C'era una volta in un
paesetto, un ciabattino povero in canna che non faceva che tirar spago e
rattoppar ciabatte. Si chiamava Giovan Balento ed era basso di statura ma
grande di cervello. Un giorno, cucendo una scarpa, piff!, gli si ficca la
lesina in un dito: - Ohi, ohi, povero me! - cominciò a gridare. I vicini
sentirono, ma non si mossero perché di Giovan Balento a loro importava poco.

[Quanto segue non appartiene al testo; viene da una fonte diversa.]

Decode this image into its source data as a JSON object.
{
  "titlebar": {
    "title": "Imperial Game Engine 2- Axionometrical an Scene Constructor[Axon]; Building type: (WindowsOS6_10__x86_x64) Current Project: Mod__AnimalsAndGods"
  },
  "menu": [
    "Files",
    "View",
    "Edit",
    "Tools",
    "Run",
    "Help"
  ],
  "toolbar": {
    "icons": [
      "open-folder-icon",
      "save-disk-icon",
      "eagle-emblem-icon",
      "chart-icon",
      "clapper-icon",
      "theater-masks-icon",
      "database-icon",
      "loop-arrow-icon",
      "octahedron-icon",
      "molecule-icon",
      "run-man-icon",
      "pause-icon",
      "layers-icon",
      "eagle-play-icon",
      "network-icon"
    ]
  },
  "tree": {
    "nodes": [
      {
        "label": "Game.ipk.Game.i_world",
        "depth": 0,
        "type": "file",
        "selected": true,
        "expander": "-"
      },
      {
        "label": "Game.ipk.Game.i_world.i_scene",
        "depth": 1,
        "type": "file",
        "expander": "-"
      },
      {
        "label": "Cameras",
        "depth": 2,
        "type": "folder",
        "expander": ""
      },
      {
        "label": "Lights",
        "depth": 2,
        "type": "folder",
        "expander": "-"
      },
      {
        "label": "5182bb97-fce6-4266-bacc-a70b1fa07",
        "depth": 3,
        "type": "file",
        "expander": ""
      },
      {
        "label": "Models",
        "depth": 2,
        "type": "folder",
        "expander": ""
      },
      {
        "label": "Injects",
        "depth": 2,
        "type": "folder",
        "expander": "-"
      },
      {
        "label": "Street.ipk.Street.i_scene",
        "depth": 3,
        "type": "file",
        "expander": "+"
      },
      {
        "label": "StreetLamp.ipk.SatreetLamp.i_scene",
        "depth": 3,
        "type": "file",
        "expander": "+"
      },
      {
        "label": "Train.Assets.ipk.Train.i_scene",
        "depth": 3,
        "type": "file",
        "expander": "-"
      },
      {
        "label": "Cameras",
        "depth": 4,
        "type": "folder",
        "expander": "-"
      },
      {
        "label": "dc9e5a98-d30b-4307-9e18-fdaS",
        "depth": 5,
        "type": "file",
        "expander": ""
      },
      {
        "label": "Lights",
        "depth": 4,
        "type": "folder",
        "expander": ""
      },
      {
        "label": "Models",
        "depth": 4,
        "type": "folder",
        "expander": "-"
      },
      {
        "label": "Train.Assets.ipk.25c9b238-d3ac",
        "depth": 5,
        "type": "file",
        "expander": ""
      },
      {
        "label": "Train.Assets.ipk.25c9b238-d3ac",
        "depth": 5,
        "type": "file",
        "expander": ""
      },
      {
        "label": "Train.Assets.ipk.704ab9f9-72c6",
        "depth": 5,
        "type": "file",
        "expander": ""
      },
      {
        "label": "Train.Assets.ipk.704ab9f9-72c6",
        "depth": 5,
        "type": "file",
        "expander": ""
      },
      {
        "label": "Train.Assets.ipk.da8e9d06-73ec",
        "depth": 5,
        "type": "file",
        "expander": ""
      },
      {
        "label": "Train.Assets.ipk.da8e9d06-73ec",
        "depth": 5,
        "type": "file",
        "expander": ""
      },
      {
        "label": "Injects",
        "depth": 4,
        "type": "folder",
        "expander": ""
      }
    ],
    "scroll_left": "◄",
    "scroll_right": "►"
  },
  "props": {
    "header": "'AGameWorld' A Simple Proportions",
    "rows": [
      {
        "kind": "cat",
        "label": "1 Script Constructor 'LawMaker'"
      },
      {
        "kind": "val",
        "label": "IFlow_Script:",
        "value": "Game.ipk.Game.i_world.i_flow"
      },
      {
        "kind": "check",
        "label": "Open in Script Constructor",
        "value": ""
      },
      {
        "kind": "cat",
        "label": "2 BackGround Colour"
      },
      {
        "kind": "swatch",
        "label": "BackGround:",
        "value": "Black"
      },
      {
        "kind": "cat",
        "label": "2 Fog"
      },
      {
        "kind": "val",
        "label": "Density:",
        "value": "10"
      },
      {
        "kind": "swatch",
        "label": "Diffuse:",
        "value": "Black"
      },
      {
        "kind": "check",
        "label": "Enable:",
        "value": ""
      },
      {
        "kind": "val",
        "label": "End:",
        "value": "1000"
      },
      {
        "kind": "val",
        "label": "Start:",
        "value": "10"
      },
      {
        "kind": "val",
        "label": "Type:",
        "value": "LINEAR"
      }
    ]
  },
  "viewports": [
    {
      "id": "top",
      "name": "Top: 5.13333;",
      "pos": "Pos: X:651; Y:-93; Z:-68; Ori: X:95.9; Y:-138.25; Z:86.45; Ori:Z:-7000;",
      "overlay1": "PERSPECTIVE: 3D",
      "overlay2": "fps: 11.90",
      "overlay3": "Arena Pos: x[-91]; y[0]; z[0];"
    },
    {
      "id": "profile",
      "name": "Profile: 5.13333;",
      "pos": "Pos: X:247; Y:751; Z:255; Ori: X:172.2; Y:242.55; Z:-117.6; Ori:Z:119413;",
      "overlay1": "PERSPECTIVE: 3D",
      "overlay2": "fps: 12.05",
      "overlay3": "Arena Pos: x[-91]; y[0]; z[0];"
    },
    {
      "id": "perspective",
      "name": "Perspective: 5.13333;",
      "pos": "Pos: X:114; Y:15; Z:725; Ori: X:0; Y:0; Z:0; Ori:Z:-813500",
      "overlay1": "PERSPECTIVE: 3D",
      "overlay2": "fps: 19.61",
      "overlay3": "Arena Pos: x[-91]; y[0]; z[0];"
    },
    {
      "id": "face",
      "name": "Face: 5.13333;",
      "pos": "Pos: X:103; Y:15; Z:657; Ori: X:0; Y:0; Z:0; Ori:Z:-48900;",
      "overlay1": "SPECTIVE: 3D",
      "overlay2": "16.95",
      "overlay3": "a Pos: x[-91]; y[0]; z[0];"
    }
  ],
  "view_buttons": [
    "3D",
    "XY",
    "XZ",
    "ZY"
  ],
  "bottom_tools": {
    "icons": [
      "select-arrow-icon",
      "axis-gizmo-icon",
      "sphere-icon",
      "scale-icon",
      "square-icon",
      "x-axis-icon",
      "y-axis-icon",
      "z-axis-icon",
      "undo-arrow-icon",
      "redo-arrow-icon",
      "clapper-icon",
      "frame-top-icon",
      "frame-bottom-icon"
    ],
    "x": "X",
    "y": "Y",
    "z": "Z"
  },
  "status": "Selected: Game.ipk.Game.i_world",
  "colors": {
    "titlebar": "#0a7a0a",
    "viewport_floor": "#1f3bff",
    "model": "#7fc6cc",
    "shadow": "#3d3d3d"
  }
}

Invece tutte le mosche del paese, incuriosite, corsero a vedere, ed entrarono
in casa del ciabattino. Qualcuna gli si posò sul dito e succhiò quel po' di
sangue che usciva, le altre videro un piatto di pastasciutta già pronto e ci si
calarono sopra.
- cosa vogliono qui
tutte queste mosche! - cominciò a gridare Giovan Balento, - alò, fuori! Fuori
da casa mia! - e cercava di cacciarle via agitando la trappetta. Ma quelle,
testarde continuarono a calarsi sul piatto di pastasciutta. Allora Giovan
Balento menò uno schiaffo in aria così forte che ne fece un macello. E poi si
mise a contare per terra quelle che erano cadute. Conta e riconta, ne trovò
mille morte e cinquecento ferite: «Questo sì che è un colpo da maestro! - disse
tra sé. - Tutti credono che io non sia buono a nulla, ma se mi ci metto, faccio
anch'io
la mia figura!»
Prese uno stecco, l’intinse
nell'inchiostro e scrisse su un palmo di tela, in grosse lettere: «Sono Giovan Balento,
ne ammazzo mille e ferisco cinquecento», e si mise questa scritta in testa,
appesa al cappellaccio.
I paesani, a leggere la
scritta, scoppiarono dalle risa, e tutti gli domandarono: - Quanti, Giovan Balento?
E lui: - Ne ammazzo
mille e ferisco cinquecento!
Così, di bocca in bocca
e di paese in paese, sì sparse la nomea di Giovan Balento. Successe che dopo un
anno, in lontane contrade, si faceva il nome di Giovan Balento come d'uno dei
più fieri paladini del Regno.
Intanto, il ciabattino,
abbandonati spago, lesina, pece, trincetto e sgabello, se n'era partito per il
mondo in cerca di fortuna. Viaggiava su un somarello tutto orecchie e stinchi,
e non aveva né bagagli né un soldo in tasca. Dopo tre giorni che cavalcava per
il bosco, arrivò a un'osteria. Appena fu vicino, cominciò a gridare: - Arriva
Giovan Balento, che ne ammazza mille e ferisce cinquecento!
L'osteria era
piena di ladroni. A sentire il
nome di quell'eroe così famoso, i ladroni furono presi dalla paura e in
fretta e furia, per porte e per finestre, scapparono via da tutte le parti,
lasciando il pranzo già in tavola, armi luccicanti e buoni cavalli. Giovanni, senza
fretta, scende dal somaro e si va a sedere a tavola. Viene l'oste:- Mangiate, mangiate, illustre
paladino; io vi devo gratitudine eterna. La vostra sola presenza
m'ha sbarazzato da una banda di ladroni.
E Giovan Balento, con la
bocca già piena, senz'alzar gli occhi
dal piatto: - Eh, ho fàtto di ben altro!
Quando fu sazio, scelse
il cavallo più bello, quello del Capo-ladrone, montò in sella e disse all'oste:
- Se mai avete bisogno d'aiuto, fatemi un cenno. Finché Giovan Balento non sarà
morto, nessuno deve osare di farvi torto!- Spronò, e partì al galoppo, tra gli
inchini dell'oste e dei suoi servitori.
Ora, era la prima volta
che Giovanni montava a cavallo. Si teneva stretto con le ginocchia e gli
pareva d'esser sbalzato in aria a ogni
passo. «O le mie lesine, - diceva tra sé, - o il mio spago, cos'ho fatto ad
abbandonarvi!» Ma, viaggia, viaggia, imparò a stare in sella, e in ogni paese
era ricevuto con grandi onori.
Ed ecco che capitò al
Paese dei Giganti. I Giganti, grossi come castagni e alti come pioppi, appena
lo videro spalancarono le loro bocche da forno, sbatterono le mascelle, fecero
segno di volerselo mangiare vivo in un boccone. Giovanni tremava come un
giunco.
Ah, tu sei Giovan
Balento che ne ammazza mille e ferisce cinquecento! - gridò il Capo-gigante. -
Vuoi batterti con me? Vieni, traversa il fiume.